Keeping Goal keeper speed.

In [3]:
columnt_to_drop = [ 
                   'goalkeeping_reflexes', 
                   'goalkeeping_positioning', 
                   'goalkeeping_kicking',
                   'goalkeeping_handling',
                   'goalkeeping_diving',
                   'value_eur',
                   'wage_eur',
                   'birthday_date',
                   'height_cm',
                   'weight_kg',
                   'club_name',
                   'league_name',
                   'league_level',
                   'club_jersey_number',
                   'club_loaned_from',
                   'club_joined',
                   'club_contract_valid_until',
                   'nation_jersey_number',
                   'release_clause_eur',
                   'real_face',
                   'id',
                   'short_name',
                   'overall',
                   'potential',
                   'nationality_name',
                   'body_type',
                   'international_reputation',
                   'player_tags',
                   'player_traits',
                   'work_rate',
                   'weak_foot',
                   'skill_moves'
                   ]

df_train = df_train.drop(columnt_to_drop, axis=1)

In [4]:
df_train.loc[df_train['goalkeeping_speed'].isna(), ['goalkeeping_speed']] = 0 
df_train.loc[df_train['goalkeeping_speed'] != 0, ['pace', 'shooting', 'passing', 'dribbling', 'defending', 'physic']] = 0

In [5]:
# One-Hot Encoding para 'preferred_foot'
df_train = pd.get_dummies(df_train, columns=['preferred_foot'], drop_first=True)

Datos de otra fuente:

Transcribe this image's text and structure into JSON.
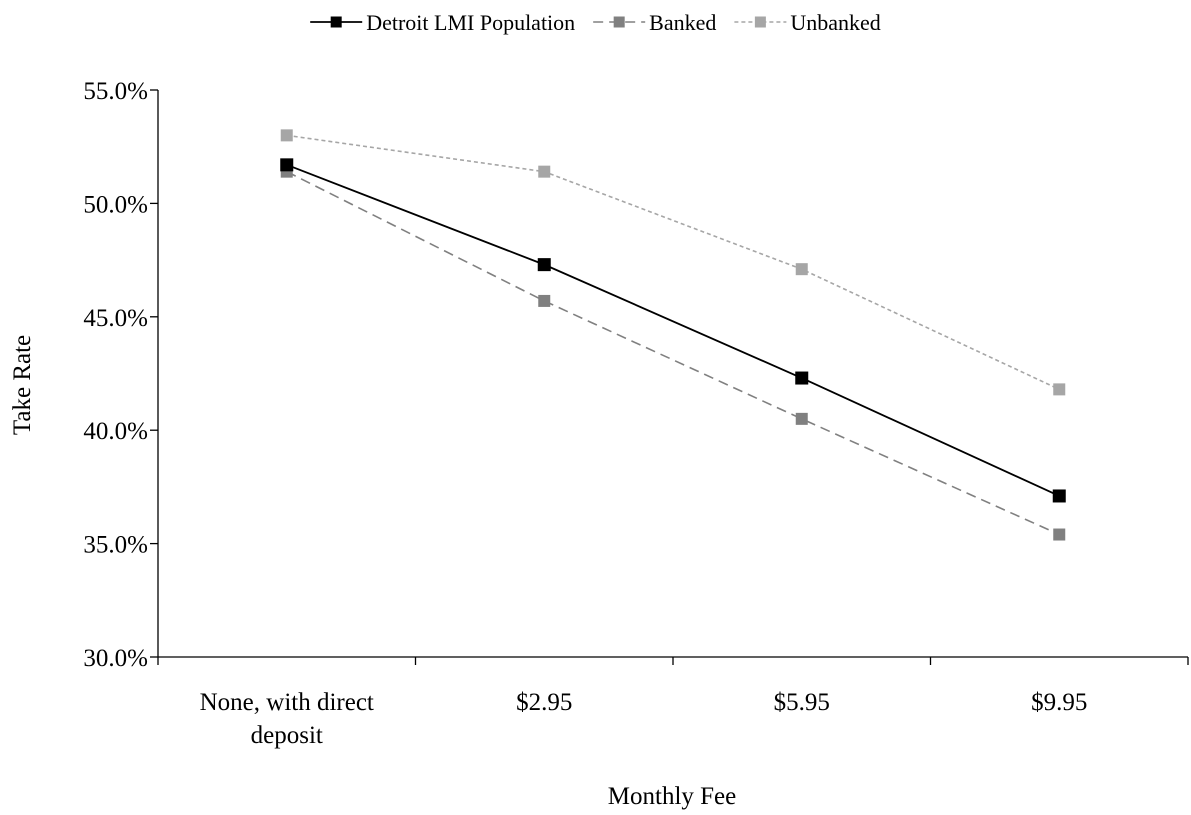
{
  "chart_data": {
    "type": "line",
    "title": "",
    "xlabel": "Monthly Fee",
    "ylabel": "Take Rate",
    "categories": [
      [
        "None, with direct",
        "deposit"
      ],
      [
        "$2.95"
      ],
      [
        "$5.95"
      ],
      [
        "$9.95"
      ]
    ],
    "ylim": [
      30.0,
      55.0
    ],
    "yticks": [
      "30.0%",
      "35.0%",
      "40.0%",
      "45.0%",
      "50.0%",
      "55.0%"
    ],
    "ytick_values": [
      30,
      35,
      40,
      45,
      50,
      55
    ],
    "grid": false,
    "legend_position": "top",
    "series": [
      {
        "name": "Detroit LMI Population",
        "values": [
          51.7,
          47.3,
          42.3,
          37.1
        ],
        "color": "#000000",
        "line_style": "solid",
        "marker": "square"
      },
      {
        "name": "Banked",
        "values": [
          51.4,
          45.7,
          40.5,
          35.4
        ],
        "color": "#808080",
        "line_style": "dashed",
        "marker": "square"
      },
      {
        "name": "Unbanked",
        "values": [
          53.0,
          51.4,
          47.1,
          41.8
        ],
        "color": "#a6a6a6",
        "line_style": "dotted",
        "marker": "square"
      }
    ]
  }
}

label_encoder = LabelEncoder()
df_train['position_encoded'] = label_encoder.fit_transform(df_train['position'])

# Label Encoding para 'position'
from sklearn.preprocessing import LabelEncoder
label_encoder = LabelEncoder()
df_train['position_encoded'] = label_encoder.fit_transform(df_train['position'])

# Incorporar la regla de negocio: Asignar etiqueta GK donde `goalkeeping_speed` != 0
gk_label = label_encoder.transform(['GK'])[0]  # Identificar la etiqueta numérica de GK
df_train.loc[df_train['goalkeeping_speed'] != 0, 'position_encoded'] = gk_label

# Separar características (X) y variable objetivo (y)
X = df_train.drop(columns=['position', 'position_encoded'])
y = df_train['position_encoded']

# Configurar validación cruzada
kf = StratifiedKFold(n_splits=5, shuffle=True, random_state=42)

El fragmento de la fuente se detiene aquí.